The Wall Street Journal: The Informed Patient: New Efforts To Simplify End-Of-Life Care Wishes
The programs are known as Physician Orders for Life-Sustaining Treatment, or Polst. They are meant to complement advance directives, sometimes known as living wills, in which people state in broad terms how much medical intervention they will want when their condition no longer allows them to communicate. A Polst, which is signed by both the patient and the doctor, spells out such choices as whether a patient wants to be on a mechanical breathing machine or feeding tube and receive antibiotics (Landro, 3/15).

Politico: Medicare Mistakenly Pays For Viagra
It is against the law for Medicare to pay for prescriptions to Viagra and other erectile dysfunction drugs, but the government health program paid claims worth $3.1 million for those drugs, the HHS Office of Inspector General has found.
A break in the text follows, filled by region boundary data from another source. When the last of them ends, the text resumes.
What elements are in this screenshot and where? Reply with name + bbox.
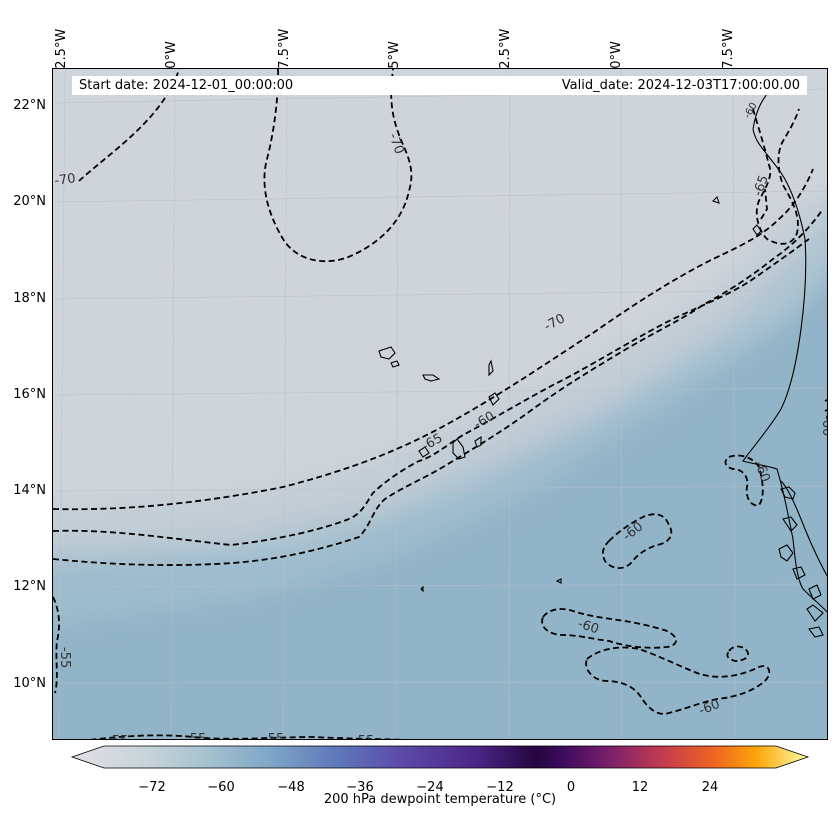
contour-label-minus-55-b: -55 (185, 732, 206, 740)
colorbar-tick-minus-12: −12 (486, 780, 514, 795)
island-maio (474, 435, 482, 448)
info-bar (72, 76, 807, 95)
lat-label-20n: 20°N (13, 194, 46, 209)
island-fogo (488, 392, 500, 406)
lat-label-12n: 12°N (13, 579, 46, 594)
contour-minus-65-coast (752, 108, 800, 245)
contour-label-minus-55-c: -55 (263, 732, 284, 740)
contour-minus-55-bottom (90, 734, 406, 739)
contour-label-minus-60-d: -60 (576, 617, 601, 638)
contour-minus-70-front (53, 168, 814, 511)
colorbar-tick-minus-36: −36 (346, 780, 374, 795)
dewpoint-contours (53, 69, 827, 739)
start-date-text: Start date: 2024-12-01_00:00:00 (79, 78, 294, 93)
contour-label-minus-60-b: -60 (751, 459, 772, 484)
contour-label-minus-60-f: -60 (819, 415, 828, 436)
colorbar-tick-minus-48: −48 (277, 780, 305, 795)
colorbar (70, 745, 810, 769)
colorbar-tick-12: 12 (631, 780, 649, 795)
contour-minus-65 (53, 238, 810, 546)
colorbar-label: 200 hPa dewpoint temperature (°C) (323, 792, 557, 807)
contour-minus-60-patch-d (726, 645, 749, 662)
colorbar-tick-minus-72: −72 (138, 780, 166, 795)
map-panel[interactable]: -70 -70 -70 -65 -65 -60 -60 -60 -60 -60 … (52, 68, 828, 740)
lat-label-18n: 18°N (13, 291, 46, 306)
contour-label-minus-55-d: -55 (353, 734, 374, 740)
contour-label-minus-65-b: -65 (751, 173, 772, 198)
contour-minus-60-patch-e (724, 454, 764, 507)
lat-label-16n: 16°N (13, 387, 46, 402)
contour-minus-60 (53, 208, 824, 566)
island-santiago (452, 438, 466, 460)
africa-coastline (742, 128, 827, 613)
valid-date-text: Valid_date: 2024-12-03T17:00:00.00 (561, 78, 800, 93)
colorbar-body (70, 745, 810, 769)
contour-minus-60-patch-a (602, 513, 673, 569)
island-brava (418, 446, 430, 458)
island-santo-antao (378, 346, 396, 360)
contour-label-minus-55-e: -55 (57, 647, 72, 668)
bijagos-islands (778, 486, 824, 638)
island-sao-vicente (390, 360, 400, 368)
colorbar-tick-24: 24 (701, 780, 719, 795)
island-sal (422, 374, 441, 382)
dewpoint-map: -70 -70 -70 -65 -65 -60 -60 -60 -60 -60 … (53, 69, 828, 740)
transition-band (53, 195, 827, 568)
lat-label-14n: 14°N (13, 483, 46, 498)
lat-label-10n: 10°N (13, 676, 46, 691)
contour-minus-70-tongue (263, 69, 413, 263)
contour-label-minus-70-b: -70 (385, 131, 406, 156)
island-boa-vista (488, 359, 494, 377)
contour-minus-60-patch-c (585, 646, 771, 715)
colorbar-tick-0: 0 (566, 780, 576, 795)
colorbar-tick-minus-60: −60 (207, 780, 235, 795)
colorbar-tick-minus-24: −24 (416, 780, 444, 795)
contour-label-minus-60-e: -60 (697, 697, 722, 719)
contour-label-minus-55-a: -55 (107, 734, 128, 740)
moist-core (53, 285, 827, 739)
contour-label-minus-70-a: -70 (53, 171, 76, 189)
contour-minus-55-left (53, 596, 60, 694)
lat-label-22n: 22°N (13, 98, 46, 113)
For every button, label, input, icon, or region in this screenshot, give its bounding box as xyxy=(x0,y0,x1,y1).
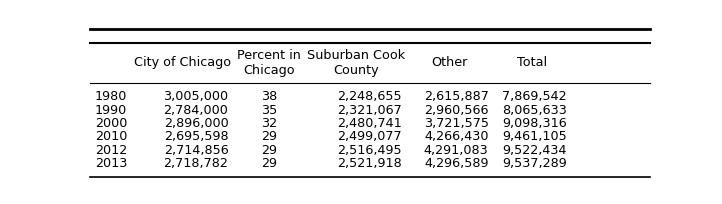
Text: 2013: 2013 xyxy=(95,157,127,170)
Text: 2,718,782: 2,718,782 xyxy=(164,157,228,170)
Text: 9,461,105: 9,461,105 xyxy=(503,130,567,143)
Text: 1980: 1980 xyxy=(95,90,127,103)
Text: 2,521,918: 2,521,918 xyxy=(337,157,402,170)
Text: 9,522,434: 9,522,434 xyxy=(503,144,567,157)
Text: 1990: 1990 xyxy=(95,104,127,117)
Text: 38: 38 xyxy=(261,90,277,103)
Text: 35: 35 xyxy=(261,104,277,117)
Text: 2010: 2010 xyxy=(95,130,127,143)
Text: 2,896,000: 2,896,000 xyxy=(164,117,228,130)
Text: 7,869,542: 7,869,542 xyxy=(503,90,567,103)
Text: 32: 32 xyxy=(261,117,277,130)
Text: 2,714,856: 2,714,856 xyxy=(164,144,228,157)
Text: 3,721,575: 3,721,575 xyxy=(424,117,489,130)
Text: 2,516,495: 2,516,495 xyxy=(337,144,402,157)
Text: 29: 29 xyxy=(261,144,277,157)
Text: 9,537,289: 9,537,289 xyxy=(503,157,567,170)
Text: 2,321,067: 2,321,067 xyxy=(337,104,402,117)
Text: 29: 29 xyxy=(261,157,277,170)
Text: 3,005,000: 3,005,000 xyxy=(163,90,228,103)
Text: 4,296,589: 4,296,589 xyxy=(424,157,489,170)
Text: 2,615,887: 2,615,887 xyxy=(424,90,489,103)
Text: City of Chicago: City of Chicago xyxy=(134,57,231,70)
Text: Total: Total xyxy=(517,57,547,70)
Text: Other: Other xyxy=(432,57,468,70)
Text: 29: 29 xyxy=(261,130,277,143)
Text: 2012: 2012 xyxy=(95,144,127,157)
Text: 2,695,598: 2,695,598 xyxy=(164,130,228,143)
Text: 2000: 2000 xyxy=(95,117,127,130)
Text: 8,065,633: 8,065,633 xyxy=(502,104,567,117)
Text: 2,784,000: 2,784,000 xyxy=(164,104,228,117)
Text: 2,960,566: 2,960,566 xyxy=(424,104,489,117)
Text: Suburban Cook
County: Suburban Cook County xyxy=(307,49,405,77)
Text: 4,291,083: 4,291,083 xyxy=(424,144,489,157)
Text: Percent in
Chicago: Percent in Chicago xyxy=(238,49,301,77)
Text: 2,499,077: 2,499,077 xyxy=(337,130,402,143)
Text: 9,098,316: 9,098,316 xyxy=(503,117,567,130)
Text: 2,480,741: 2,480,741 xyxy=(337,117,402,130)
Text: 4,266,430: 4,266,430 xyxy=(424,130,489,143)
Text: 2,248,655: 2,248,655 xyxy=(337,90,402,103)
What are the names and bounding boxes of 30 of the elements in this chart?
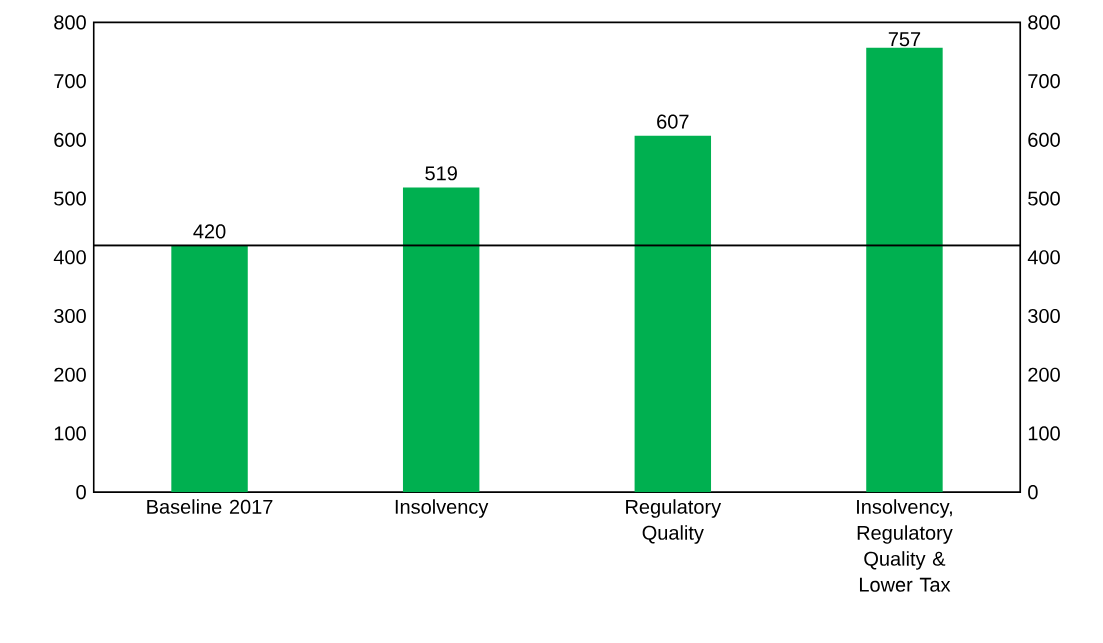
y2-tick-label: 800 bbox=[1028, 15, 1060, 30]
x-tick-label: Regulatory Quality bbox=[626, 499, 722, 544]
bar bbox=[634, 135, 712, 492]
y2-tick-label: 500 bbox=[1028, 191, 1060, 206]
y-tick-label: 600 bbox=[54, 132, 86, 147]
x-tick-label: Insolvency, Regulatory Quality & Lower Tax bbox=[857, 499, 953, 592]
y2-tick-label: 600 bbox=[1028, 132, 1060, 147]
bar bbox=[171, 245, 248, 492]
x-tick-label: Insolvency bbox=[395, 499, 489, 518]
bar bbox=[402, 187, 480, 492]
y2-tick-label: 300 bbox=[1028, 308, 1060, 323]
y2-tick-label: 0 bbox=[1028, 484, 1038, 500]
bar bbox=[866, 47, 943, 492]
y-tick-label: 100 bbox=[54, 426, 86, 441]
data-label: 420 bbox=[193, 224, 226, 239]
y-tick-label: 700 bbox=[54, 73, 86, 88]
x-tick-label: Baseline 2017 bbox=[147, 499, 273, 514]
y-tick-label: 300 bbox=[54, 308, 86, 323]
y2-tick-label: 100 bbox=[1028, 426, 1060, 441]
y2-tick-label: 200 bbox=[1028, 367, 1060, 382]
y-tick-label: 500 bbox=[54, 191, 86, 206]
y-tick-label: 0 bbox=[76, 484, 86, 500]
y-tick-label: 800 bbox=[54, 15, 86, 30]
data-label: 607 bbox=[657, 114, 689, 129]
data-label: 519 bbox=[425, 165, 457, 181]
y-tick-label: 400 bbox=[53, 250, 86, 265]
data-label: 757 bbox=[888, 32, 921, 47]
y2-tick-label: 400 bbox=[1027, 250, 1060, 265]
y2-tick-label: 700 bbox=[1028, 73, 1060, 88]
y-tick-label: 200 bbox=[54, 367, 86, 382]
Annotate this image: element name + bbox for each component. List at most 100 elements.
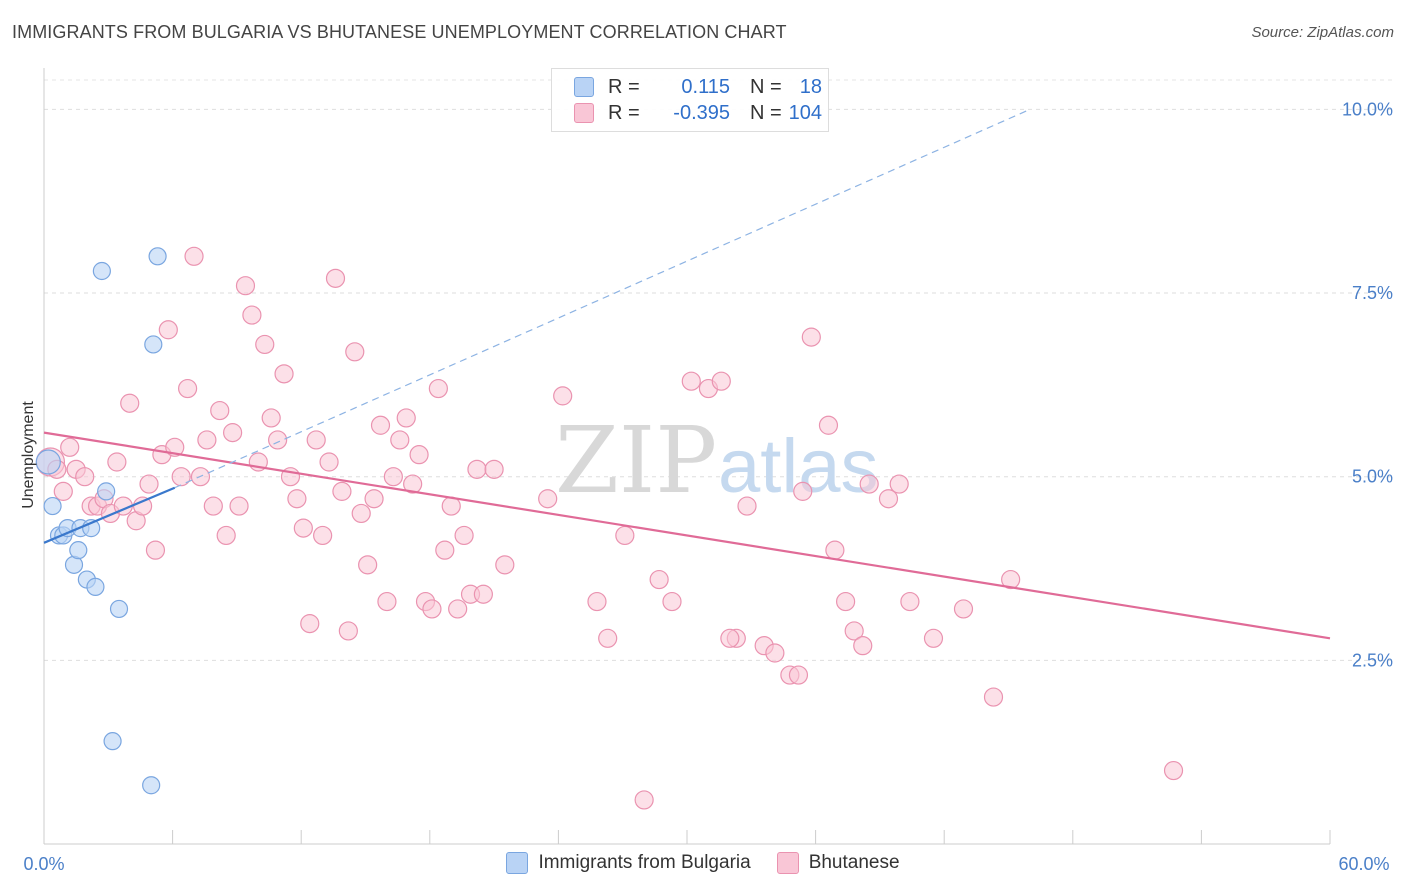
bhutanese-point [409, 445, 429, 465]
bhutanese-point [818, 415, 839, 435]
bhutanese-point [171, 467, 191, 487]
bhutanese-point [422, 599, 442, 619]
legend-item-bhutanese: Bhutanese [776, 852, 900, 874]
bhutanese-point [662, 591, 682, 612]
legend-swatch-bhutanese [574, 103, 594, 123]
series-legend: Immigrants from Bulgaria Bhutanese [0, 852, 1406, 874]
bulgaria-point [35, 449, 61, 475]
bhutanese-point [598, 628, 618, 648]
bhutanese-point [889, 474, 909, 494]
bhutanese-point [383, 467, 403, 487]
bhutanese-point [403, 474, 423, 494]
bulgaria-point [92, 261, 111, 281]
chart-title: IMMIGRANTS FROM BULGARIA VS BHUTANESE UN… [12, 22, 787, 42]
bhutanese-point [878, 489, 899, 509]
bhutanese-point [107, 452, 127, 472]
legend-swatch-bhutanese [776, 852, 799, 874]
bhutanese-point [229, 496, 249, 516]
bhutanese-point [711, 371, 731, 391]
bhutanese-point [853, 636, 873, 656]
bhutanese-point [428, 378, 448, 399]
bhutanese-point [538, 489, 558, 509]
bhutanese-point [473, 584, 493, 604]
legend-item-bulgaria: Immigrants from Bulgaria [506, 852, 751, 874]
bhutanese-point [145, 540, 166, 560]
bhutanese-point [319, 452, 339, 472]
bhutanese-point [210, 400, 230, 421]
legend-n-value: 104 [788, 101, 822, 124]
bulgaria-point [109, 599, 129, 619]
bhutanese-point [448, 599, 468, 619]
bulgaria-point [148, 247, 167, 266]
legend-label-bhutanese: Bhutanese [808, 852, 900, 873]
y-tick-label: 5.0% [1352, 467, 1393, 487]
bhutanese-point [553, 386, 573, 406]
bhutanese-point [923, 628, 944, 648]
bhutanese-point [197, 430, 217, 450]
bulgaria-point [86, 577, 105, 596]
bulgaria-point [142, 776, 161, 795]
bhutanese-point [60, 437, 80, 457]
bhutanese-point [223, 423, 243, 443]
bhutanese-point [793, 481, 813, 501]
bhutanese-point [274, 364, 294, 384]
bhutanese-point [615, 525, 635, 546]
bhutanese-point [390, 430, 410, 450]
bhutanese-point [53, 481, 73, 501]
bhutanese-point [293, 518, 313, 538]
bhutanese-point [765, 643, 785, 663]
bhutanese-point [139, 474, 159, 494]
bhutanese-point [216, 525, 236, 546]
legend-label-bulgaria: Immigrants from Bulgaria [538, 852, 751, 873]
bhutanese-point [300, 614, 320, 634]
watermark-zip: ZIP [555, 407, 717, 514]
bhutanese-point [1001, 569, 1021, 590]
bhutanese-point [306, 430, 326, 450]
bhutanese-point [983, 687, 1004, 707]
bulgaria-point [43, 496, 62, 516]
bulgaria-trend-line [43, 486, 176, 544]
bhutanese-point [844, 621, 864, 641]
bhutanese-point [287, 489, 307, 509]
bhutanese-point [737, 496, 757, 516]
bulgaria-point [69, 541, 88, 560]
bhutanese-point [158, 320, 178, 340]
bhutanese-trend-line [43, 431, 1331, 640]
bhutanese-point [178, 378, 198, 399]
bhutanese-point [900, 591, 920, 612]
bhutanese-point [587, 591, 607, 612]
bhutanese-point [313, 525, 333, 546]
bhutanese-point [358, 555, 378, 575]
series-bulgaria [35, 247, 167, 795]
legend-swatch-bulgaria [506, 852, 529, 874]
legend-r-value: 0.115 [681, 75, 730, 98]
bhutanese-point [75, 467, 95, 487]
legend-r-label: R = [608, 101, 640, 124]
bhutanese-point [377, 591, 397, 612]
bhutanese-point [953, 599, 974, 619]
legend-r-value: -0.395 [673, 101, 730, 124]
y-tick-label: 7.5% [1352, 283, 1393, 303]
bhutanese-point [261, 408, 281, 428]
bulgaria-point [144, 335, 163, 354]
legend-row-bulgaria: R = 0.115 N = 18 [574, 74, 822, 100]
bhutanese-point [370, 415, 391, 435]
grid-lines [44, 79, 1392, 661]
bhutanese-point [268, 430, 288, 450]
legend-r-label: R = [608, 75, 640, 98]
bhutanese-point [484, 459, 504, 479]
bulgaria-point [97, 482, 116, 501]
bhutanese-point [435, 540, 455, 560]
bhutanese-point [332, 481, 352, 501]
bhutanese-point [720, 628, 740, 648]
x-tick-label: 0.0% [23, 854, 64, 874]
bhutanese-point [325, 268, 346, 288]
bhutanese-point [825, 540, 845, 560]
bhutanese-point [120, 393, 140, 413]
tick-labels: 2.5% 5.0% 7.5% 10.0% 0.0% 60.0% [23, 99, 1393, 874]
legend-swatch-bulgaria [574, 77, 594, 97]
bhutanese-point [495, 555, 515, 575]
source-label: Source: ZipAtlas.com [1251, 24, 1394, 41]
bhutanese-point [351, 503, 371, 524]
The claims were paid in 2007 and 2008. The problem stems from a mistake in editing software that was supposed to block Part D coverage for the drugs, the HHS OIG reported (Coughlin, 3/14).

Los Angeles Times: Regulators Investigate Health New Security Lapse Involving Personal Information Of 1.9 Million People
State regulators have opened an investigation into the security practices of insurer Health Net Inc. after the Woodland Hills company revealed the loss of computerized records containing personal information related to about 1.9 million people. … The California Department of Managed Health Care launched the probe after Health Net disclosed that several of its computer drives were missing. The company said the records included addresses, social security numbers and other information of customers, employees and health-care providers (Helfand, 3/14).